In agreement with these ideas, recent computational analysis showed potential allosteric coupling between residue S485 and the NTD region that could be critical for interdomain communication (Stetz et al. 2018). Our findings emphasize the importance of the SdC region in Hsp90 cycle regulation in vivo and suggest S485 and other SdC residues are involved in such signaling that results in promoting NTD dimerization.

The NTD-proximal residue W300 of Hsp82 was recently identified as a switch point linked to transmitting information between domains in response to client interaction (Rutz et al. 2018). W300 is on the opposite side of Hsp90 from our defined SdN site, however, suggesting its role might not be related to Sti1 function. Accordingly, unlike loss of Sti1, the W300A mutation causes pronounced growth defects under optimal conditions and we found that, rather than being suppressed by E402R or A107N, it was lethal when combined with either of them (Figure S4C). Thus, W300A likely disrupts Hsp90 functions differently than our SdN or SdC mutations.

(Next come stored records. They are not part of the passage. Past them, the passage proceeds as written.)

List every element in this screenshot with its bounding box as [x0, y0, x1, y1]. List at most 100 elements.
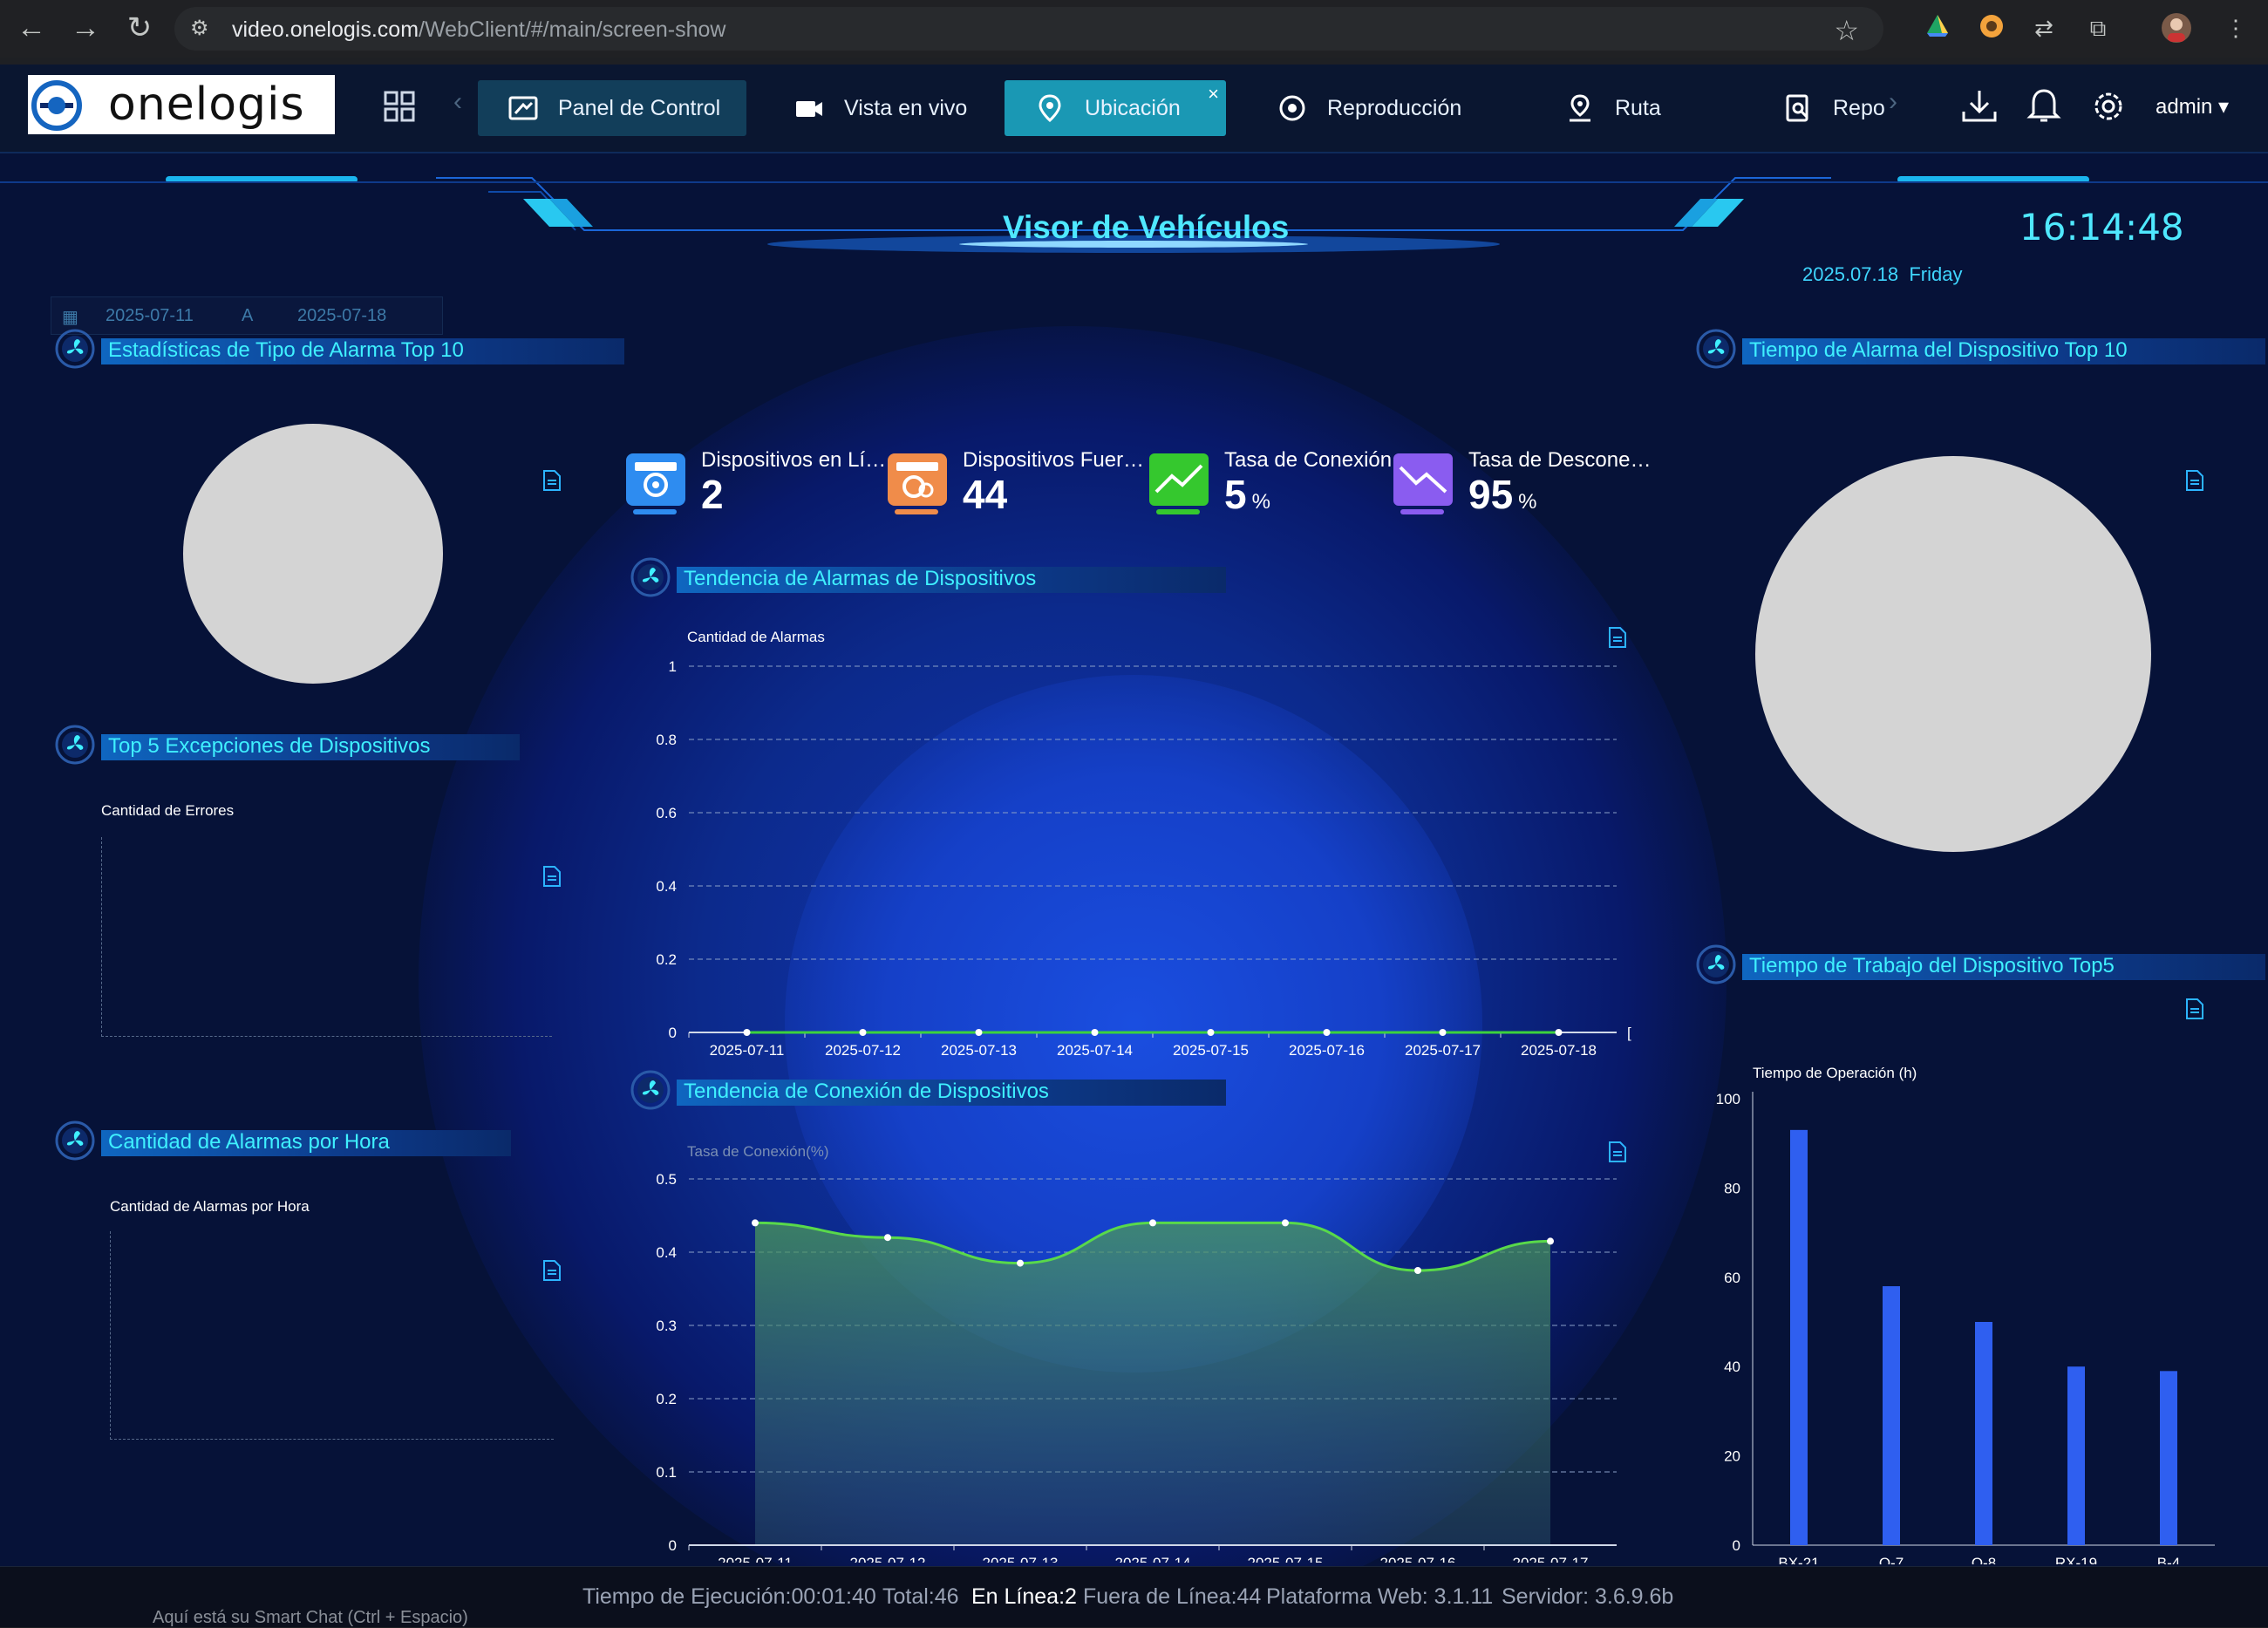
- alarm-trend-chart: Cantidad de Alarmas 0 0.2 0.4 0.6 0.8 1 2025-07…: [656, 629, 1631, 1059]
- data-point: [1414, 1267, 1421, 1274]
- sun-extension-icon[interactable]: [1976, 12, 2007, 44]
- gear-icon[interactable]: [2089, 87, 2128, 126]
- range-end[interactable]: 2025-07-18: [297, 306, 387, 325]
- x-tick-label: B-4: [2157, 1555, 2180, 1564]
- footer-web-version: Plataforma Web: 3.1.11: [1266, 1584, 1494, 1609]
- menu-dots-icon[interactable]: ⋮: [2224, 15, 2247, 41]
- bookmark-star-icon[interactable]: ☆: [1834, 15, 1859, 46]
- data-point: [1555, 1029, 1563, 1036]
- fan-icon: [55, 725, 95, 765]
- section-connection-trend: Tendencia de Conexión de Dispositivos: [630, 1070, 1226, 1110]
- alarm-time-pie-placeholder: [1755, 456, 2151, 852]
- close-tab-icon[interactable]: ×: [1208, 83, 1219, 105]
- x-tick-label: 2025-07-13: [983, 1555, 1059, 1563]
- data-point: [1207, 1029, 1215, 1036]
- tab-panel-de-control[interactable]: Panel de Control: [478, 80, 746, 136]
- export-doc-icon[interactable]: [2185, 998, 2204, 1020]
- bell-icon[interactable]: [2025, 87, 2063, 126]
- tab-label: Repo: [1833, 96, 1885, 120]
- section-alarm-type-top10: Estadísticas de Tipo de Alarma Top 10: [54, 329, 624, 369]
- data-point: [1091, 1029, 1099, 1036]
- browser-toolbar: ← → ↻ ⚙ video.onelogis.com/WebClient/#/m…: [0, 0, 2268, 58]
- y-tick-label: 0.2: [656, 1391, 677, 1407]
- x-tick-label: 2025-07-17: [1513, 1555, 1589, 1563]
- data-point: [1017, 1259, 1024, 1267]
- export-doc-icon[interactable]: [1608, 626, 1627, 649]
- bar: [2160, 1371, 2177, 1545]
- tab-label: Reproducción: [1327, 96, 1462, 120]
- date-range-picker[interactable]: ▦ 2025-07-11 A 2025-07-18: [51, 296, 443, 335]
- tab-ruta[interactable]: Ruta: [1535, 80, 1718, 136]
- alarms-hour-chart-area: [110, 1231, 554, 1440]
- calendar-icon: ▦: [62, 308, 78, 327]
- reload-icon[interactable]: ↻: [126, 11, 153, 44]
- tab-vista-en-vivo[interactable]: Vista en vivo: [764, 80, 991, 136]
- data-point: [1149, 1219, 1156, 1227]
- kpi-underline: [895, 509, 938, 514]
- export-doc-icon[interactable]: [542, 469, 562, 492]
- work-time-bar-chart: Tiempo de Operación (h) 0 20 40 60 80 100 BX-21…: [1716, 1065, 2215, 1564]
- data-point: [1547, 1237, 1554, 1245]
- export-doc-icon[interactable]: [542, 1259, 562, 1282]
- tab-label: Ruta: [1615, 96, 1661, 120]
- y-tick-label: 0.5: [656, 1171, 677, 1188]
- user-menu[interactable]: admin ▾: [2156, 95, 2230, 119]
- bar: [1883, 1286, 1900, 1545]
- alarm-type-pie-placeholder: [183, 424, 443, 684]
- kpi-disconnection-rate: Tasa de Descone… 95%: [1392, 378, 1653, 517]
- status-footer: Tiempo de Ejecución:00:01:40 Total:46 En…: [0, 1566, 2268, 1627]
- top-navigation: onelogis ‹ Panel de Control Vista en viv…: [0, 65, 2268, 153]
- extensions-icon[interactable]: ⧉: [2089, 15, 2107, 41]
- kpi-offline-devices: Dispositivos Fuer… 44: [886, 378, 1148, 517]
- data-point: [975, 1029, 983, 1036]
- data-point: [1439, 1029, 1447, 1036]
- y-tick-label: 0: [1733, 1537, 1740, 1554]
- tab-label: Vista en vivo: [844, 96, 968, 120]
- y-tick-label: 60: [1724, 1270, 1740, 1286]
- header-divider: [0, 181, 2268, 183]
- tab-label: Panel de Control: [558, 96, 721, 120]
- site-info-icon[interactable]: ⚙: [190, 17, 209, 40]
- tab-ubicacion[interactable]: Ubicación ×: [1005, 80, 1226, 136]
- section-alarm-time-top10: Tiempo de Alarma del Dispositivo Top 10: [1695, 329, 2265, 369]
- export-doc-icon[interactable]: [2185, 469, 2204, 492]
- data-point: [1323, 1029, 1331, 1036]
- apps-grid-icon[interactable]: [384, 91, 415, 122]
- export-doc-icon[interactable]: [542, 865, 562, 888]
- exceptions-axis-label: Cantidad de Errores: [101, 802, 235, 819]
- dashboard-app: onelogis ‹ Panel de Control Vista en viv…: [0, 65, 2268, 1627]
- address-bar[interactable]: ⚙ video.onelogis.com/WebClient/#/main/sc…: [174, 7, 1883, 51]
- forward-icon[interactable]: →: [71, 11, 100, 44]
- clock-date: 2025.07.18 Friday: [1802, 263, 1963, 285]
- arrow-extension-icon[interactable]: ⇄: [2034, 15, 2053, 41]
- drive-extension-icon[interactable]: [1922, 12, 1953, 44]
- y-axis-label: Tasa de Conexión(%): [687, 1143, 829, 1160]
- fan-icon: [1696, 329, 1736, 369]
- x-tick-label: 2025-07-16: [1289, 1042, 1365, 1059]
- exceptions-chart-area: [101, 837, 552, 1037]
- route-icon: [1570, 94, 1590, 122]
- x-tick-label: 2025-07-12: [825, 1042, 901, 1059]
- url-text[interactable]: video.onelogis.com/WebClient/#/main/scre…: [232, 17, 726, 42]
- scroll-left-icon[interactable]: ‹: [453, 87, 462, 116]
- profile-avatar[interactable]: [2161, 12, 2192, 44]
- fan-icon: [630, 1070, 671, 1110]
- range-start[interactable]: 2025-07-11: [106, 306, 194, 325]
- offline-device-icon: [888, 453, 947, 506]
- onelogis-logo[interactable]: onelogis: [28, 75, 335, 134]
- title-accent-right: [1897, 176, 2089, 183]
- tab-reproduccion[interactable]: Reproducción: [1247, 80, 1500, 136]
- alarms-hour-axis-label: Cantidad de Alarmas por Hora: [110, 1198, 310, 1215]
- y-tick-label: 0.4: [656, 878, 677, 895]
- scroll-right-icon[interactable]: ›: [1889, 87, 1897, 116]
- smart-chat-hint[interactable]: Aquí está su Smart Chat (Ctrl + Espacio): [153, 1608, 468, 1627]
- section-alarms-per-hour: Cantidad de Alarmas por Hora: [54, 1121, 511, 1161]
- x-tick-label: Q-7: [1879, 1555, 1904, 1564]
- y-tick-label: 0.4: [656, 1244, 677, 1261]
- camera-device-icon: [626, 453, 685, 506]
- y-tick-label: 0: [669, 1025, 677, 1041]
- tab-repo[interactable]: Repo: [1753, 80, 1910, 136]
- export-doc-icon[interactable]: [1608, 1141, 1627, 1163]
- download-icon[interactable]: [1960, 87, 1999, 126]
- back-icon[interactable]: ←: [17, 11, 46, 44]
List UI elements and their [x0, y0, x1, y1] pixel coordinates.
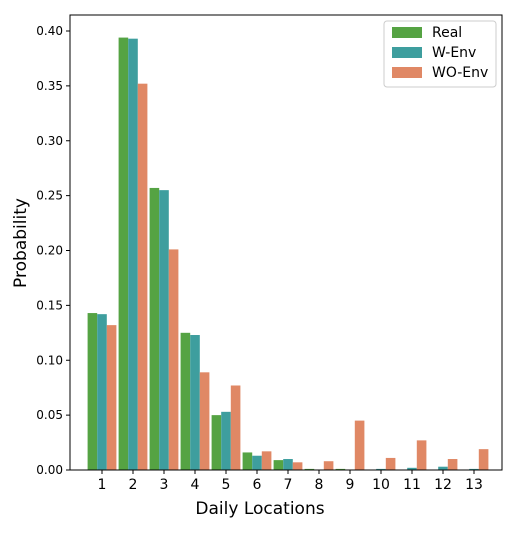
bar-wo-env-12 — [447, 459, 458, 470]
bar-wo-env-3 — [168, 249, 179, 470]
bar-wo-env-1 — [106, 325, 117, 470]
x-tick-label: 9 — [346, 477, 355, 493]
bar-w-env-5 — [221, 411, 231, 470]
bar-w-env-7 — [283, 459, 293, 470]
bar-wo-env-13 — [478, 449, 489, 470]
bar-real-5 — [211, 415, 222, 471]
legend-swatch-w-env — [392, 47, 422, 58]
x-tick-label: 10 — [372, 477, 390, 493]
bar-real-1 — [87, 313, 98, 470]
x-tick-label: 4 — [191, 477, 200, 493]
x-axis: 1 2 3 4 5 6 7 8 9 10 11 12 13 — [98, 470, 483, 493]
bar-real-4 — [180, 332, 191, 470]
bar-real-2 — [118, 37, 129, 470]
bar-wo-env-8 — [323, 461, 334, 470]
bar-w-env-6 — [252, 455, 262, 470]
x-tick-label: 6 — [253, 477, 262, 493]
bar-wo-env-7 — [292, 462, 303, 470]
bar-wo-env-9 — [354, 420, 365, 470]
legend-label-wo-env: WO-Env — [432, 65, 488, 81]
bar-w-env-3 — [159, 190, 169, 470]
bar-real-6 — [242, 452, 253, 470]
bar-real-3 — [149, 187, 160, 470]
y-tick-label: 0.20 — [36, 244, 63, 258]
bar-w-env-11 — [407, 467, 417, 470]
legend-swatch-real — [392, 27, 422, 38]
x-tick-label: 2 — [129, 477, 138, 493]
bars-layer — [87, 37, 489, 471]
bar-wo-env-2 — [137, 83, 148, 471]
y-tick-label: 0.05 — [36, 408, 63, 422]
bar-real-8 — [304, 468, 315, 470]
bar-real-7 — [273, 460, 284, 470]
bar-w-env-10 — [376, 468, 386, 470]
legend-label-real: Real — [432, 25, 462, 41]
y-tick-label: 0.25 — [36, 189, 63, 203]
y-tick-label: 0.35 — [36, 79, 63, 93]
bar-wo-env-10 — [385, 457, 396, 470]
plot-frame — [69, 14, 503, 471]
x-tick-label: 7 — [284, 477, 293, 493]
x-tick-label: 11 — [403, 477, 421, 493]
x-tick-label: 1 — [98, 477, 107, 493]
bar-wo-env-11 — [416, 440, 427, 470]
bar-wo-env-6 — [261, 451, 272, 470]
y-tick-label: 0.30 — [36, 134, 63, 148]
x-tick-label: 12 — [434, 477, 452, 493]
x-tick-label: 3 — [160, 477, 169, 493]
bar-wo-env-4 — [199, 372, 210, 470]
bar-w-env-12 — [438, 466, 448, 470]
legend: Real W-Env WO-Env — [383, 20, 497, 88]
y-tick-label: 0.15 — [36, 298, 63, 312]
bar-wo-env-5 — [230, 385, 241, 470]
y-tick-label: 0.00 — [36, 463, 63, 477]
y-tick-label: 0.10 — [36, 353, 63, 367]
y-axis: 0.00 0.05 0.10 0.15 0.20 0.25 0.30 0.35 0.40 — [36, 24, 70, 477]
legend-swatch-wo-env — [392, 67, 422, 78]
x-tick-label: 13 — [465, 477, 483, 493]
bar-w-env-2 — [128, 38, 138, 471]
legend-label-w-env: W-Env — [432, 45, 476, 61]
y-tick-label: 0.40 — [36, 24, 63, 38]
bar-w-env-13 — [469, 468, 479, 470]
bar-w-env-1 — [97, 314, 107, 470]
y-axis-label: Probability — [11, 198, 31, 288]
bar-real-9 — [335, 468, 346, 470]
bar-w-env-4 — [190, 335, 200, 470]
x-axis-label: Daily Locations — [195, 499, 324, 519]
x-tick-label: 5 — [222, 477, 231, 493]
x-tick-label: 8 — [315, 477, 324, 493]
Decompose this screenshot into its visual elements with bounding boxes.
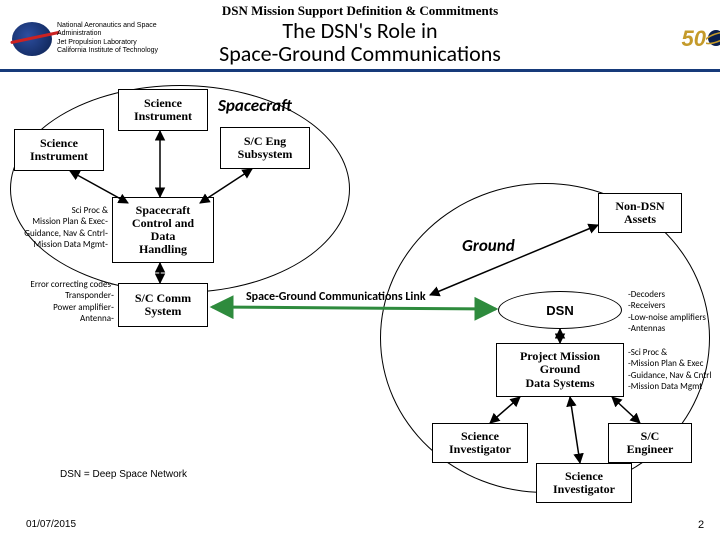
nasa-logo-icon — [12, 22, 52, 56]
note-text: Sci Proc & Mission Plan & Exec‑ Guidance… — [24, 205, 108, 250]
science-instrument-node: Science Instrument — [118, 89, 208, 131]
pmgds-annotation: -Sci Proc & -Mission Plan & Exec -Guidan… — [628, 347, 720, 392]
footnote: DSN = Deep Space Network — [60, 469, 187, 480]
science-investigator-node: Science Investigator — [536, 463, 632, 503]
sc-control-data-handling-node: Spacecraft Control and Data Handling — [112, 197, 214, 263]
org-text: National Aeronautics and Space Administr… — [57, 22, 187, 56]
title-line: Space-Ground Communications — [219, 40, 501, 67]
node-text: Science Investigator — [449, 430, 511, 456]
ground-label: Ground — [462, 235, 515, 256]
node-text: Science Instrument — [30, 137, 88, 163]
note-text: Error correcting codes‑ Transponder‑ Pow… — [30, 279, 114, 324]
non-dsn-assets-node: Non-DSN Assets — [598, 193, 682, 233]
badge-number: 50 — [682, 26, 706, 51]
spacecraft-label: Spacecraft — [218, 95, 292, 116]
diagram-stage: Spacecraft Ground Science Instrument Sci… — [0, 75, 720, 540]
anniversary-badge: 50 — [682, 26, 706, 52]
org-line: Administration — [57, 30, 101, 37]
node-text: Non-DSN Assets — [615, 200, 664, 226]
node-text: Project Mission Ground Data Systems — [520, 350, 600, 390]
sc-eng-subsystem-node: S/C Eng Subsystem — [220, 127, 310, 169]
header: National Aeronautics and Space Administr… — [0, 0, 720, 72]
project-mission-gds-node: Project Mission Ground Data Systems — [496, 343, 624, 397]
dsn-node: DSN — [498, 291, 622, 329]
badge-planet-icon — [706, 28, 720, 48]
node-text: Science Investigator — [553, 470, 615, 496]
node-text: Spacecraft Control and Data Handling — [132, 204, 194, 257]
page-number: 2 — [698, 519, 704, 531]
org-line: California Institute of Technology — [57, 47, 158, 54]
node-text: Science Instrument — [134, 97, 192, 123]
note-text: -Decoders -Receivers -Low-noise amplifie… — [628, 289, 706, 334]
node-text: DSN — [546, 303, 573, 318]
sc-engineer-node: S/C Engineer — [608, 423, 692, 463]
sc-comm-system-node: S/C Comm System — [118, 283, 208, 327]
comm-annotation: Error correcting codes‑ Transponder‑ Pow… — [4, 279, 114, 324]
science-investigator-node: Science Investigator — [432, 423, 528, 463]
date: 01/07/2015 — [26, 519, 76, 530]
science-instrument-node: Science Instrument — [14, 129, 104, 171]
scdh-annotation: Sci Proc & Mission Plan & Exec‑ Guidance… — [4, 205, 108, 250]
note-text: -Sci Proc & -Mission Plan & Exec -Guidan… — [628, 347, 711, 392]
org-line: National Aeronautics and Space — [57, 22, 157, 29]
link-label: Space-Ground Communications Link — [246, 290, 426, 304]
node-text: S/C Eng Subsystem — [238, 135, 293, 161]
dsn-annotation: -Decoders -Receivers -Low-noise amplifie… — [628, 289, 718, 334]
node-text: S/C Comm System — [135, 292, 191, 318]
org-line: Jet Propulsion Laboratory — [57, 39, 137, 46]
node-text: S/C Engineer — [627, 430, 674, 456]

Current concepts for how Sti1 positions Hsp70 and Hsp90 for efficient client transfer and how Hsp70 and Hsp90 interact in a Sti1-independent manner are based primarily on biochemical studies focusing on the structure and function of Hsp90. Our findings here confirm and consolidate these proposed mechanisms by demonstrating conserved physiological roles for Sti1/Hop and for the Hsp70 (SdN) and client (SdC) interaction sites on Hsp90, which together cooperate in the transfer and capture of Hsp70-bound clients. By clarifying details of how of Sti1 regulates Hsp90 activities, our work provides insight into how cochaperones cooperate to coordinate progression of the Hsp90 reaction cycle. Important questions raised by our work that remain for future studies are how and to what extent Hsp70 cofactors might be involved in Hsp90 substrate capture and cycle regulation and the degree to which post-translational modifications of Sti1 or Hsp82 influence these interactions and functions.